What makes a specific geographic area a biocluster? What defines a successful biocluster? What are the factors that improve the odds of success?

Let's look at each of these questions in turn. First, what is a biocluster?

A single big company or research laboratory, no matter how excellent, does not by itself constitute a biocluster. Most observers agree that a biocluster has a number of different kinds of organizations that make up a "critical mass" within a geographic region that is easily accessible by its members (varies by location, but we tend to think of distance in terms of travel time of no more than 45-60 minutes) . We'll discuss critical mass in a moment.

What kinds of organizations are these?

The diagram below shows the 10 types of organizations we've identified that appear to be crucial in the development of a strong biocluster. While some segments may be more influential than others, each contributes to the overall success of a biocluster.

Types of biocluster organizations - 10-point star

What are the specific measures of success? While emerging bioclusters have different needs from established areas, most lists would include the number of new products commercialized or undergoing clinical trials, patents and patent applications, IPOs (Initial Public Offerings), technical or scientific publications, partnerships established, investment activity and global reach.

What are the attributes or factors that improve the odds of success, in addition to the education, legislation and funding that are inherent in universities, government, angels and other identified organizations.

First of all, critical mass. The 10 types of organizations are now linked with each other in the diagram below. You can see that a single venture capitalist or accounting firm or university would have limited ability to form links with all the other centers of influence.   On the other hand, you can visualize how multiple organizations vastly increase the number of links.

Bioclusters: 10-point star showing networks among organization types

Next, diversity.

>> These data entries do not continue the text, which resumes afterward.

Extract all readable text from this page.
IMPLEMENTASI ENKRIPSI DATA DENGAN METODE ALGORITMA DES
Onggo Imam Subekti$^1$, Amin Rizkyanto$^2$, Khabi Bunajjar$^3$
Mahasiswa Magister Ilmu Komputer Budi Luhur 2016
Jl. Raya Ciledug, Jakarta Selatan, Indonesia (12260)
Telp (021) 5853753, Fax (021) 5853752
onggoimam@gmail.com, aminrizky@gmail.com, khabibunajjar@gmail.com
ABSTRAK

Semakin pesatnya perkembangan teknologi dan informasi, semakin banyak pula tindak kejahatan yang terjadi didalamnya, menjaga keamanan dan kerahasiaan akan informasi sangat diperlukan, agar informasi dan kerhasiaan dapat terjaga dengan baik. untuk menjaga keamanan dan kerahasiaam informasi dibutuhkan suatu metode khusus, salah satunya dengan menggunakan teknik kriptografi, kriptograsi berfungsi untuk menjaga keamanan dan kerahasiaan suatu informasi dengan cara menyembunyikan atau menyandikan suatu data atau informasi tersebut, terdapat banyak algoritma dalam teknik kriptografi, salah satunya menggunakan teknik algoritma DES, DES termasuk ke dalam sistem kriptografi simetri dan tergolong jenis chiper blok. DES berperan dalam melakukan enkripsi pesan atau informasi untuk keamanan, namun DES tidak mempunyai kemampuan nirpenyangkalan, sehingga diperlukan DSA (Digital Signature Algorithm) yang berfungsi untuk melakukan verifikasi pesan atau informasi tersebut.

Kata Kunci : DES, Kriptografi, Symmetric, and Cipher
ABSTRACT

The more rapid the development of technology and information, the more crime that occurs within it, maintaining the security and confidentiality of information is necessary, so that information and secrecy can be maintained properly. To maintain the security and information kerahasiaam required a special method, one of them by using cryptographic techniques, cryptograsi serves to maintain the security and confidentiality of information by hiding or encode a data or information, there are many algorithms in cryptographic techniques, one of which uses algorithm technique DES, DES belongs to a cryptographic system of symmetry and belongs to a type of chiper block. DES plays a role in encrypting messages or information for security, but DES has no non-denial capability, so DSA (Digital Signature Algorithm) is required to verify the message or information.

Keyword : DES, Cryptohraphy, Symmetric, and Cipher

The diversity in types of organizations brings obvious advantages.

Startups and smaller companies can receive funding, grants and other support from large companies, angels and venture capitalists, associations and nearly all of the other 10 types of organizations. Research parks and incubators may receive tax or other considerations for local government and economic development agencies. The potential for creative relationships among different types of organizations is limited only by the imagination of the players.

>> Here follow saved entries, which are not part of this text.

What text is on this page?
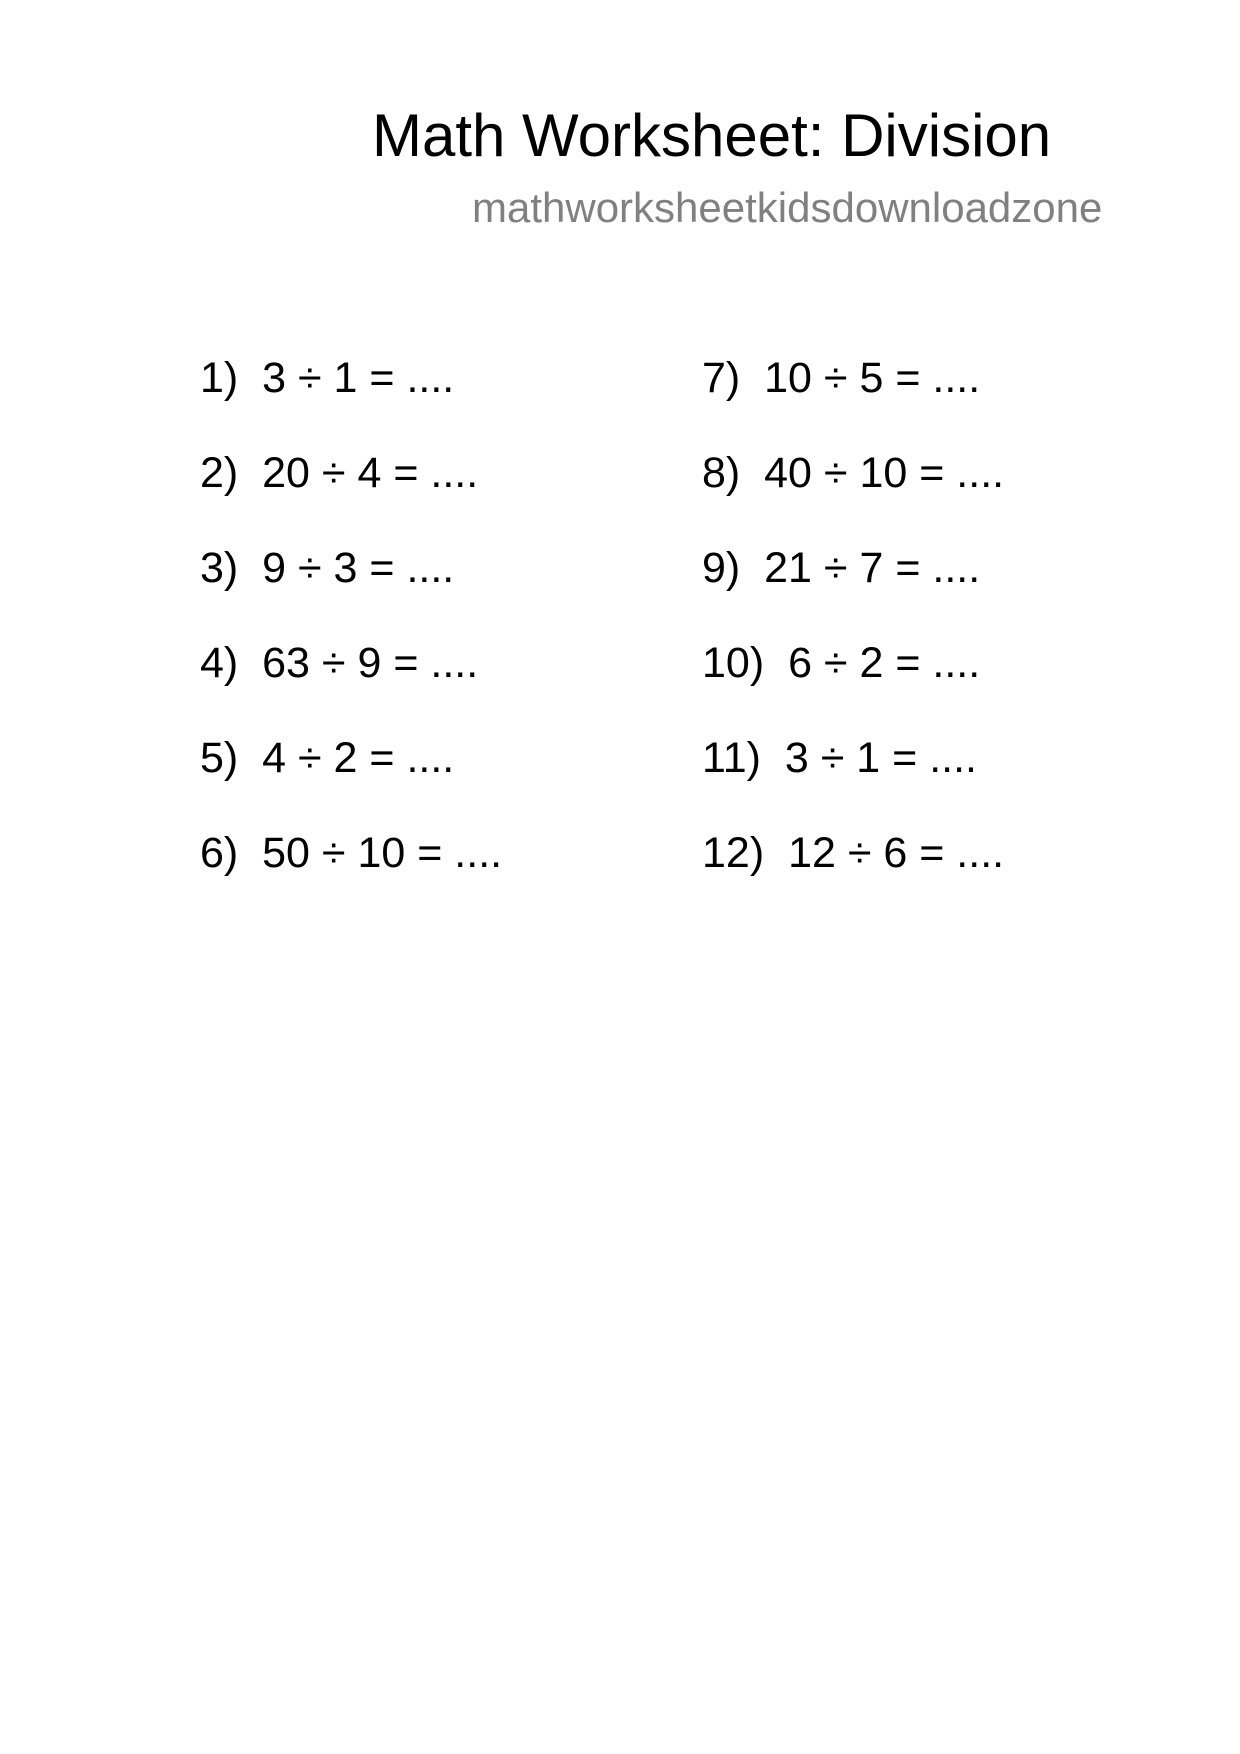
Math Worksheet: Division
mathworksheetkidsdownloadzone
1) 3 ÷ 1 = ....
2) 20 ÷ 4 = ....
3) 9 ÷ 3 = ....
4) 63 ÷ 9 = ....
5) 4 ÷ 2 = ....
6) 50 ÷ 10 = ....
7) 10 ÷ 5 = ....
8) 40 ÷ 10 = ....
9) 21 ÷ 7 = ....
10) 6 ÷ 2 = ....
11) 3 ÷ 1 = ....
12) 12 ÷ 6 = ....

The diversity that multiple organizations of the same type bring to the biocluster offer interactive opportunities as well as improvements that tend to occur naturally from the presence of competition. For example, multiple universities with different specialties and areas of expertise can group together to form consortia, accomplishing more with their synergy than they could accomplish on their own.

Furthermore, when any organization extends its reach beyond the local community, it is able to bring new value to all the members in its network by enabling the establishment and growth of new regional, national and even global networks.  

Finally, people. People with excellent technical skills, though absolutely essential, need to be supplemented with people who have marketing savvy, other people who can initiate and manage the tech transfer process, still others who are visionaries who see synergies and potential that others may miss.

Despite all the research, communication and infrastructure technologies available to us, geography -- geographic proximity -- still matters. Why? In a word, Vibrancy. Vibrancy, generated by people living, working and interacting with each other, creates the sparks that energize it as a successful biocluster community.

Is there a "secret ingredient" that causes one biocluster to flourish while another languishes, despite similar organizations, critical mass, diversity and numbers of people? We posit that there is. The secret ingredient is revealed in the children's story of the little red hen. If you're not familiar with the story, search on the phrase "little red hen."